Gov. Ted Strickland joined officials of GE and the university for the announcement Thursday afternoon.
In July, the Ohio Department of Development helped lay groundwork for the plan by granting GE a 50 percent job retention tax credit, valued at $120 million. Its terms require GE to retain at least 5,000 jobs in suburban Cincinnati for 18 years. GE officials said they expect to have a larger work force than that at the company’s modernized complex.
“Our goal is to transform our Evendale headquarters into a technology centerpiece for decades to come,” said David Joyce, president and chief executive officer of GE Aviation.
The village of Evendale, where GE is located, is providing a $1 million grant to support the modernization and building renovation. Demolishing old, energy-inefficient buildings, improving newer ones and investing in energy conservation projects there will help GE streamline its operations and reduce operating costs, company officials said.
In September, the governor designated Dayton a state-endorsed hub of aerospace innovation and technology.
GE, along with rival aviation engine manufacturer Rolls-Royce, is a partner with the Air Force Research Laboratory in a research and development project to develop military jet engines that will be more fuel-efficient and able to operate more effectively under differing atmospheric pressures.
- John Nolan
The Kansas City Aviation Department is nearing completion on a $70 million refurbishment program at Kansas City Downtown Airport. The effort, begun in 2005, includes a $28 million project to raze and resurface both airport runways; $20 million to bulldoze 40 old hangars and replace them with 96 new hangars; $17 million for runway safety projects; and construction of a $1 million general aviation terminal, which includes a pilots’ lounge and large waiting room capable of accommodating up to 66 people, a self-fueling facility, and an outdoor aircraft wash bay.
In September, the state of Missouri awarded $3.5 million in economic incentives for construction of a new terminal building, hangars, and other facilities for Hangar 10, an FBO that opened a temporary facility on the field in May.
“It is becoming increasingly rare to find large U.S. cities with serviceable airports in the heart of downtown,” said Missouri Gov. Jeremiah W. “Jay” Nixon at a groundbreaking event held at the airport Sept. 28. “As companies turn more and more to private aircraft and charters to do business, a significantly upgraded Downtown Airport will be perfectly situated to take advantage of an array of exciting economic opportunities, to the benefit of Kansas City and the state of Missouri.”
“Downtown Airport is less than five minutes from the heart of downtown Kansas City, which is in the midst of a major renaissance,” noted Kansas City Aviation Director Mark VanLoh.
When completed, Hangar 10 will include three aircraft hangars totaling 56,000 square feet and a 28,000-square-foot executive aviation terminal with office space, lounges, pilot rest area, overnight rooms, a fitness center, and meeting space.
Executive Beechcraft also operates an FBO at the airport, which it has operated since 1938. It recently completed an extensive refurbishment of its facility, including the pilots’ lounge, conference, and meeting rooms; the main reception and lounge areas got new carpeting, furniture, and countertops.

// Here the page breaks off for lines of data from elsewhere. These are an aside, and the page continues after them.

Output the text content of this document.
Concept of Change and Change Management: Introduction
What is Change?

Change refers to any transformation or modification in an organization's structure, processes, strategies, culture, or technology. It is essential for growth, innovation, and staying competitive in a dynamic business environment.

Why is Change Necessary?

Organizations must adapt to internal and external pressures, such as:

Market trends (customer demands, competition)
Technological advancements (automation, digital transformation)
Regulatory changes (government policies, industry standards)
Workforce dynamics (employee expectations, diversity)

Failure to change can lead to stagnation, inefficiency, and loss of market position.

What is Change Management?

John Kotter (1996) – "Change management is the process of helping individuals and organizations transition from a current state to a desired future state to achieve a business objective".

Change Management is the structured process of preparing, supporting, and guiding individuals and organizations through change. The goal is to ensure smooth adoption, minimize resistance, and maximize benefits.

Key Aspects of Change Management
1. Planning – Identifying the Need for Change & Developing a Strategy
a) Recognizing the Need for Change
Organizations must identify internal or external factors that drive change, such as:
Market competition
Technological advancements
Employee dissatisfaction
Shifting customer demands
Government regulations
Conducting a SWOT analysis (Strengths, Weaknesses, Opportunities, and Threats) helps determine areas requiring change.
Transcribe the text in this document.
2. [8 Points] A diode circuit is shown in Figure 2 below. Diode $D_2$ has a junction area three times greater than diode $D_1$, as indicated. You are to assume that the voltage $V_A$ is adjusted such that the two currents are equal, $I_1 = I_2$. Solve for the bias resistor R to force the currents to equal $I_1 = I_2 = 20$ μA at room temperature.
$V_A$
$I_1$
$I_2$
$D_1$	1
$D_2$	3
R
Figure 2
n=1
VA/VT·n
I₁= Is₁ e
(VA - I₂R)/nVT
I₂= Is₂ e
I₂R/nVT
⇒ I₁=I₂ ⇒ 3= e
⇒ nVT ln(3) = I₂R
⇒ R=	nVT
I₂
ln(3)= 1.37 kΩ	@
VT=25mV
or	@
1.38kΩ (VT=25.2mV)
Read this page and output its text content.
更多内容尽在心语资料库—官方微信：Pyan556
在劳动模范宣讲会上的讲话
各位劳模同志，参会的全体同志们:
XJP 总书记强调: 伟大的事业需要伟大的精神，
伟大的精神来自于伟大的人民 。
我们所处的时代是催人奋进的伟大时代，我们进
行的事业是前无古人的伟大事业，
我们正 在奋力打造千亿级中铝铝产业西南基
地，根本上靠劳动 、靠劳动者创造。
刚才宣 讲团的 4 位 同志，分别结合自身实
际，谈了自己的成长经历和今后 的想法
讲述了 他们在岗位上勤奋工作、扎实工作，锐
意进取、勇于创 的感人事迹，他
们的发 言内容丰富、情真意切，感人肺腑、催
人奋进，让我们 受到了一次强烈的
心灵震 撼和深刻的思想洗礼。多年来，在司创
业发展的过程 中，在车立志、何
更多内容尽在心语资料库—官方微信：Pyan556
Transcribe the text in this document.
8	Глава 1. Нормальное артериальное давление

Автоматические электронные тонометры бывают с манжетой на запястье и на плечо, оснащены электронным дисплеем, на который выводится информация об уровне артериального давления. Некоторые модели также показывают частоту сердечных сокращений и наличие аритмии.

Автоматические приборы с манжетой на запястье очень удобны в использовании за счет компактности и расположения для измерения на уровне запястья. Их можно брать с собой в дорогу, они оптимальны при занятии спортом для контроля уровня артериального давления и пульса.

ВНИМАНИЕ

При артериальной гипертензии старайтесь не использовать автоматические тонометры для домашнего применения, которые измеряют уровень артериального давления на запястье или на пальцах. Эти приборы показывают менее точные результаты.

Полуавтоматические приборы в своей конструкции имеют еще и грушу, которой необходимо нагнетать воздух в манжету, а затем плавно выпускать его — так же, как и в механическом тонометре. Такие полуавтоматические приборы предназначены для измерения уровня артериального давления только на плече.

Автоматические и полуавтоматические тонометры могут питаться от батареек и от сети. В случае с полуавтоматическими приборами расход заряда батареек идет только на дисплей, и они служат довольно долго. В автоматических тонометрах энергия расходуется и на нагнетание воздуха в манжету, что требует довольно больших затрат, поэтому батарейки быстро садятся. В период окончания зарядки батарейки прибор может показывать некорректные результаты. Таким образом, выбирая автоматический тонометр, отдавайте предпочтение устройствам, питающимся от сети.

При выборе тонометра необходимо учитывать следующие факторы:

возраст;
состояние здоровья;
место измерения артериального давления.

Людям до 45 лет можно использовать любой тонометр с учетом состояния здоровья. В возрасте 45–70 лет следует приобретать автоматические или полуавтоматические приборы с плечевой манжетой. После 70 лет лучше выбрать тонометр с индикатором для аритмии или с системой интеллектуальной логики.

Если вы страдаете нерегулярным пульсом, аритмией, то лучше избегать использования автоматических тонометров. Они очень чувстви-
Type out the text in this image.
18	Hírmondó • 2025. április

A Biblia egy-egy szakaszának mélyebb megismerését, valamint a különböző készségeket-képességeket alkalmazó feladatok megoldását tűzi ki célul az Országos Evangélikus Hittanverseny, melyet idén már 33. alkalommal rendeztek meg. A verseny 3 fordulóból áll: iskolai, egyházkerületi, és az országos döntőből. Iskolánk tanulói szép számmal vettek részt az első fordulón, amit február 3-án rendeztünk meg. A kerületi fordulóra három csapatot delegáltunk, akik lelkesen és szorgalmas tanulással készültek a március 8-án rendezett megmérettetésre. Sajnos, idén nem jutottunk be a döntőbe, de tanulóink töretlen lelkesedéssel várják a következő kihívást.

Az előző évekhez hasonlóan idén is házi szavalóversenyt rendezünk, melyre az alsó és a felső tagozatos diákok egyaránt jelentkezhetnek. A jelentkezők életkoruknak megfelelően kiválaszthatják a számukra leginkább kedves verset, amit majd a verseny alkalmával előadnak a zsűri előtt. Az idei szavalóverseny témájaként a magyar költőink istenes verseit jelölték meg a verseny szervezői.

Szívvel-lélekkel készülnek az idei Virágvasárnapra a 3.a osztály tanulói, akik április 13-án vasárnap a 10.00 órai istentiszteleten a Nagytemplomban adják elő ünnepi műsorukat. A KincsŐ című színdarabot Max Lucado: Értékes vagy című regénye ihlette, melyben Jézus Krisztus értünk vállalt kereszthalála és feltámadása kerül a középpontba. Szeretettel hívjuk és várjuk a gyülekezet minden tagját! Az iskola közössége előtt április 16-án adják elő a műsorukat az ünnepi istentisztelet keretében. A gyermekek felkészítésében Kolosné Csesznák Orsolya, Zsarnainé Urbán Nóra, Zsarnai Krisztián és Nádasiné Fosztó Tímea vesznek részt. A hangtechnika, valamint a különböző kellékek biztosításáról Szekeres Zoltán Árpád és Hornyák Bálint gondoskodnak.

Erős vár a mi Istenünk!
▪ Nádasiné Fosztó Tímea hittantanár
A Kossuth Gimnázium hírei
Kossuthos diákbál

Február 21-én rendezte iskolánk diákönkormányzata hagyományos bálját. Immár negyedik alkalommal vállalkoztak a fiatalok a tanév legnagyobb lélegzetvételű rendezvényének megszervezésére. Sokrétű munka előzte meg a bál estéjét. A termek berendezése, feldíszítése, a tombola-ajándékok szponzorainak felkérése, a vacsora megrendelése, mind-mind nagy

In August 1927, just months after his historic solo crossing of the Atlantic Ocean, Charles B. Lindbergh landed on a dusty strip of land along a bend in the Missouri River—dedicating what is now one of the nation’s great inner-city airports. Kansas City Downtown Airport has served as home to Howard Hughes’ Trans Western (and later Trans World) Airlines; it was the city’s primary commercial and GA airport until Kansas City International Airport opened in 1972. Since then it has become a major business aviation center because of its proximity to downtown Kansas City, Mo.